Il pleut. Encore. C’est le quatrième jour aujourd’hui. La pluie n’a pas faiblis dans la nuit malgré les prières silencieuses des propriétaires de l’auberge dans laquelle tu étais descendue. Il pleut depuis quatre jours maintenant et rien ne semble pouvoir apaiser la fureur du ciel. Certains au bar ou dans le salon principal se plaignent en disant qu’ils ne peuvent pas reprendre la route, d’autres semblent attendre des amis qui ne daignent pas venir et d’autres encore, restent juste enfermés dans leurs chambres. Personne n’a envie d’aller affronter l’extérieur, personne n’est assez fou pour cela. Personne n’a envie de s’y risquer. Alors ils râlent, parce que râler, apparemment, selon les grands-mères, c’est bon pour la santé.
Elles te font rire les grands-mères car la météo semble les satisfaire pleinement.
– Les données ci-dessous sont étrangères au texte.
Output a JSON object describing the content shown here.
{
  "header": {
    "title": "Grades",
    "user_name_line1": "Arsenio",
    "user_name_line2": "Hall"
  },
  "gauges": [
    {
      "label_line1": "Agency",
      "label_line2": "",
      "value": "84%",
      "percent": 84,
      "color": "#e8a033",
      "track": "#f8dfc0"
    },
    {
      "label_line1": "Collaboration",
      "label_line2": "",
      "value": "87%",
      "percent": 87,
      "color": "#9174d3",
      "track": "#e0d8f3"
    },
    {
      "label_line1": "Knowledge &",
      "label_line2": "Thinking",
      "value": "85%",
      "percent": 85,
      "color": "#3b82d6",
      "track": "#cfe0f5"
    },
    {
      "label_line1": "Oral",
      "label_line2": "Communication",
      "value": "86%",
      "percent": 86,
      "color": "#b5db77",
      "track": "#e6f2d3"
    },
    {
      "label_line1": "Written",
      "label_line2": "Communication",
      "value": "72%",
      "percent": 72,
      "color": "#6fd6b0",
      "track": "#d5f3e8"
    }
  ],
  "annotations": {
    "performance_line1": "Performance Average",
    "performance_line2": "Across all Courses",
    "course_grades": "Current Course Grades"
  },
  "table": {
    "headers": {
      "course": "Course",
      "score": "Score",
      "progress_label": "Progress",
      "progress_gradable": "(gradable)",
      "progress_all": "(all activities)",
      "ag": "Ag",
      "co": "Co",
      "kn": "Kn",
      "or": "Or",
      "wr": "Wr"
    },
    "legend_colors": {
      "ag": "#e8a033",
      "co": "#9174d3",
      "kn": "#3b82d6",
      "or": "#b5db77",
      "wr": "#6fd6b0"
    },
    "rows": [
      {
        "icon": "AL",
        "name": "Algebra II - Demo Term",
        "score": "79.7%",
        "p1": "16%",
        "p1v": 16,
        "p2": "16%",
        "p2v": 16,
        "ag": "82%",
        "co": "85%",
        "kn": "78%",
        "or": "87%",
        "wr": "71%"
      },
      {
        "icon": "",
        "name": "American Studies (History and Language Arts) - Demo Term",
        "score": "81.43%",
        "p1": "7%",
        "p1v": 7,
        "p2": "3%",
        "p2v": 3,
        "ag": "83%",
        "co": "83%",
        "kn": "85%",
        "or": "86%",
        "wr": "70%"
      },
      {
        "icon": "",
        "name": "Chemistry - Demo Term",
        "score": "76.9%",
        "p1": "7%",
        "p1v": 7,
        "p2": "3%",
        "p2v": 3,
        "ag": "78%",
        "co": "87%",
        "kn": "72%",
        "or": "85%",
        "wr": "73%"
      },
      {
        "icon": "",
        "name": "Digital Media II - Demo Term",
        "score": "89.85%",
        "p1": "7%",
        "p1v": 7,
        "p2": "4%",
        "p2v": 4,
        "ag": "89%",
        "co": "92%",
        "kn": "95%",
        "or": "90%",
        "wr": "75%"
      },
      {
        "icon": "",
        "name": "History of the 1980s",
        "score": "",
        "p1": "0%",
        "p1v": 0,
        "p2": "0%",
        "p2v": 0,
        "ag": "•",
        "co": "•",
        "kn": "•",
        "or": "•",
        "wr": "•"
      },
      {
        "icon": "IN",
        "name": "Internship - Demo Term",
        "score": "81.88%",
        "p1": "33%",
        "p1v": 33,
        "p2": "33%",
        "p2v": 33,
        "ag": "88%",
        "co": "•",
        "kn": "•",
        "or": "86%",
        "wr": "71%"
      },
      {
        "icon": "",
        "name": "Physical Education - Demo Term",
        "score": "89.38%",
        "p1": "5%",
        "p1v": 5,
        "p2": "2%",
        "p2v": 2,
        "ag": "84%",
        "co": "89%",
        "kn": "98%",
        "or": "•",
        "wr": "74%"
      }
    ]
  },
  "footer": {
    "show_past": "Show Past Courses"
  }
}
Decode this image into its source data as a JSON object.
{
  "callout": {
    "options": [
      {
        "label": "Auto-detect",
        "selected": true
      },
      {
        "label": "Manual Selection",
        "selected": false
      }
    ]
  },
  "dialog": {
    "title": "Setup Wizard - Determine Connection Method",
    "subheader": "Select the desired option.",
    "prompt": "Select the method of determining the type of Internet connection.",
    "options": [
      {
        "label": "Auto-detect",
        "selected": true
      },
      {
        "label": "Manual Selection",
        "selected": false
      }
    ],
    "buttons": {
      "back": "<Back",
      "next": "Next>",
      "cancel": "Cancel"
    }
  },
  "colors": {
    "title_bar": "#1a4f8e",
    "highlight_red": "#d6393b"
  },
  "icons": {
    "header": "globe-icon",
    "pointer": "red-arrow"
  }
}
Elles sont assises là, à tricoter, à bavarder sur le canapé, devant le feu de cheminée, elles parlent de tout et de rien. De leurs aventures passées et certainement à venir. Elles parlent de ce jeune homme assis au bar qui semble regarder vers elles….Ou toi. A vrai dire, tu étais la seule, pensive, le regard perdu dans la masse nuageuse.
« - Je crois que vous lui faites de l’effet ma petite ! C’est une bonne chose à votre âge. - Pardon ? Excusez-moi je n’ai pas… »
L’une d’entre elles te pointe le bar en direction du doigt avec ce petit sourire coquin comme si Cupidon était son deuxième prénom et que par ce geste, elle espérait qu’il se passe quelque chose. Mais rien ne vient. Il ne bouge pas et tu ne bougeras pas non plus. Pour l’instant, tu veux juste te laisser engloutir par les nuages. Tu as envie de te perdre en eux. Laisser tes pensées s’effacer avec la pluie. Écrasées dans une vulgaire flaque d’eau.
« - Dites ma petite, vous paraissez bien soucieuse depuis tout à l’heure. - Oh ! Euh…Ne prêtez pas attention à moi mesdames. Continuez donc vos commérages. - Racontez-nous ! Vous n’oserez pas abandonner de vieilles femmes comme nous par un temps pareil ? »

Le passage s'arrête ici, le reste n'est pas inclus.